Closed antoine-levitt closed 4 years ago
Do you talk about a complete free energy minimisation, i.e. minimising
F(ρ, {f_i}, T) = E(ρ, {f_i}) - T * S({f_i})
over all parameters or just minimise it for a given temperature T
. The latter would just amount to adding the S
term to our energy expression for direct minimisation and an additional set of gradient entries for the f_i
no?
I'm thinking of SCF. SCF at finite temperature amounts to minimizing the free energy, not the energy. In particular in means that the Hellmann-Feynman forces are not the derivative of the energy but of the free energy.
To implement it in direct minimization is more tricky.

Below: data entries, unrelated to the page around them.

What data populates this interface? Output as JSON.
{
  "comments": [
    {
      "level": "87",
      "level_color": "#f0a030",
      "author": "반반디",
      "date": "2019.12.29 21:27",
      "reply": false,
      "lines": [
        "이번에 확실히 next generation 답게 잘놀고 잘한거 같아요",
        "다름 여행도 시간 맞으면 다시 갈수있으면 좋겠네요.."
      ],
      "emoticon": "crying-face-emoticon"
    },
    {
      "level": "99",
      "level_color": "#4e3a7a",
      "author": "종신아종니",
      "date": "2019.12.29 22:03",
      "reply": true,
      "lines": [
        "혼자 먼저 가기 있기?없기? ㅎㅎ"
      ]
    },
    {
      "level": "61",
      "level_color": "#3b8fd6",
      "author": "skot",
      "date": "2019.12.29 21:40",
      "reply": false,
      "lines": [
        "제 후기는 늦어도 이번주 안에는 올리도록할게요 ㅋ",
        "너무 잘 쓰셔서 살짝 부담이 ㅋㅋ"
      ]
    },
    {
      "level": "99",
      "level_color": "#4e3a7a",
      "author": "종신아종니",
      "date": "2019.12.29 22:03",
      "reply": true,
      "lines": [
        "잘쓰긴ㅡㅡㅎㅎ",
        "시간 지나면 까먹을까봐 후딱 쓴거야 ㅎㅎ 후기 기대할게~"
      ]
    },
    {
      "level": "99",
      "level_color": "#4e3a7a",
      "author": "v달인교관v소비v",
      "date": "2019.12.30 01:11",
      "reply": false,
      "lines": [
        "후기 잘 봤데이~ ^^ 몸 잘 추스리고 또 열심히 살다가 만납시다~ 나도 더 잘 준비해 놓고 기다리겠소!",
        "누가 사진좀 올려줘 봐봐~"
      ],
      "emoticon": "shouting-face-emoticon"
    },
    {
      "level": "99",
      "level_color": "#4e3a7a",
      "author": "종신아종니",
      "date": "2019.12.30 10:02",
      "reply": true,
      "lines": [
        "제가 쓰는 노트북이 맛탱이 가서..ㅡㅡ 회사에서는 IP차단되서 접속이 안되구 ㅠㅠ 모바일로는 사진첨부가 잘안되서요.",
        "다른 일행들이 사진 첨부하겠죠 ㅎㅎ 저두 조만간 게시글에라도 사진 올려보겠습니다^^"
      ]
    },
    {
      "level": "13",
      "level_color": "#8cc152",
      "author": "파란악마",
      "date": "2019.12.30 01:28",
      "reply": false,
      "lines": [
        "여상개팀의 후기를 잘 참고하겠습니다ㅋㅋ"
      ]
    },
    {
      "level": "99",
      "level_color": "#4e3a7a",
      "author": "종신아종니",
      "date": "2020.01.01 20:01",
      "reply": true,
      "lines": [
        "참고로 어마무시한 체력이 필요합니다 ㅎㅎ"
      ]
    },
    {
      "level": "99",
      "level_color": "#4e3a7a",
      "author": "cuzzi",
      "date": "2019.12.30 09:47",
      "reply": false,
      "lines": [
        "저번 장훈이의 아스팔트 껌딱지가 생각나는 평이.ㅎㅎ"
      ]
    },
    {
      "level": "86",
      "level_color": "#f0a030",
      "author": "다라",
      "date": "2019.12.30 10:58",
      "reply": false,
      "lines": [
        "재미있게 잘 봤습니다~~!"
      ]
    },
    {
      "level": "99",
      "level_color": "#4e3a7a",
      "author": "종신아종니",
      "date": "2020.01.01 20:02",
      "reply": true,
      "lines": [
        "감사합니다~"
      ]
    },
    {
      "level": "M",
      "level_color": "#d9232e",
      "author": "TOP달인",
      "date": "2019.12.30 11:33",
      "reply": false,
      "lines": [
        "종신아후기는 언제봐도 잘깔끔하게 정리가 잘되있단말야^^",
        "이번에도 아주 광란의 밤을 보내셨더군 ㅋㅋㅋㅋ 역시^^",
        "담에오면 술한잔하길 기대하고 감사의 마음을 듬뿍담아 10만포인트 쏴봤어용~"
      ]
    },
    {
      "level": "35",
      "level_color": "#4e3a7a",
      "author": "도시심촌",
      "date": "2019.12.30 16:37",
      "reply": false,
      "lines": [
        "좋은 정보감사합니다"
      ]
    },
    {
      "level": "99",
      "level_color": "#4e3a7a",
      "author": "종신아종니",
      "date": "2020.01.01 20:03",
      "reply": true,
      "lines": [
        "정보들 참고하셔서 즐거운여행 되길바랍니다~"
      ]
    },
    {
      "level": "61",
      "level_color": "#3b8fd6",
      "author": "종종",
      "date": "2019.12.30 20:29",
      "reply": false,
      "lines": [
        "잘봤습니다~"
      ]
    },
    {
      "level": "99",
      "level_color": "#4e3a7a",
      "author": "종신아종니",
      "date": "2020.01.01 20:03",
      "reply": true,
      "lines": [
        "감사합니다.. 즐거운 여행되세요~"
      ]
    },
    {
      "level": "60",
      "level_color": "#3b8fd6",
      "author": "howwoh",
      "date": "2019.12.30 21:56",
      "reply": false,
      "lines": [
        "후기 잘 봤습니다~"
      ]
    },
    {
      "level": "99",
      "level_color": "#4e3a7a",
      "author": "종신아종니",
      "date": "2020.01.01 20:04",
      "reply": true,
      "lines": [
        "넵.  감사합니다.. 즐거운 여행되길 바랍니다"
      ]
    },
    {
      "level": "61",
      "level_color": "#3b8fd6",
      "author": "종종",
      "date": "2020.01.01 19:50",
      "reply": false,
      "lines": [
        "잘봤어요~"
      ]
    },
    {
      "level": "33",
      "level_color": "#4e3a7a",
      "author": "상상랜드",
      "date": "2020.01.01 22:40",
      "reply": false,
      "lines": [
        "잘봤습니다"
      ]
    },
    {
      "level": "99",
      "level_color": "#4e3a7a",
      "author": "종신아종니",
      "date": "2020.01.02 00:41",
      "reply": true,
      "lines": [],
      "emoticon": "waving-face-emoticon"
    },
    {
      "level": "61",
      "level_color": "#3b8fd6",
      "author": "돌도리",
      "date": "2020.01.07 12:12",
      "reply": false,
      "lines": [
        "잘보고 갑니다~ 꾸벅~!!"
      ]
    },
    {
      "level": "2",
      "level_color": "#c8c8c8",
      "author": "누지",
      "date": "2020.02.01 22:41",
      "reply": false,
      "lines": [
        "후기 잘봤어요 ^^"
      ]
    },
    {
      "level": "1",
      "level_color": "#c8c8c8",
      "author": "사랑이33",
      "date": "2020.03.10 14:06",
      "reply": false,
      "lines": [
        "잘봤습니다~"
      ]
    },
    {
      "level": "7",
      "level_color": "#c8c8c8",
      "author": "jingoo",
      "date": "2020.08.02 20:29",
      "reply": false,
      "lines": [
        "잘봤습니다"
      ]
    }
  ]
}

How can one understand that? Differentiating the free energy with respect to the orbitals obviously gets one the "normal" Kohn-Sham non-linear eigenproblem. So is differentiating F wrt. f_i
gives the constraint of conservation of particle number? (haven't really check the literature on free energy methods yet).
Solve min_gamma tr(H gamma) - T S(gamma) under the constraint 0 <= gamma <= 1 (needed to define S), gamma^* = gamma, tr(gamma) = N, S being the fermionic entropy of the density matrix gamma, and you get gamma = FD(H - mu), FD being the Fermi-Dirac distribution and mu the Lagrange multiplier of the constraint tr gamma = N. You can also see it as you do with f_i and phi_i: the stationarity wrt f_i is what gives you f_i = FD(eps_i - mu).
Thanks!
For other types of smearing functions f this also works, with a slightly different entropy term. See https://www.vasp.at/vasp-workshop/k-points.pdf
In case of computations at finite temperature, the energy is not variational wrt the orbitals, which makes it harder to compute derivatives such as forces. We should instead compute the free energy, which has an entropic contribution.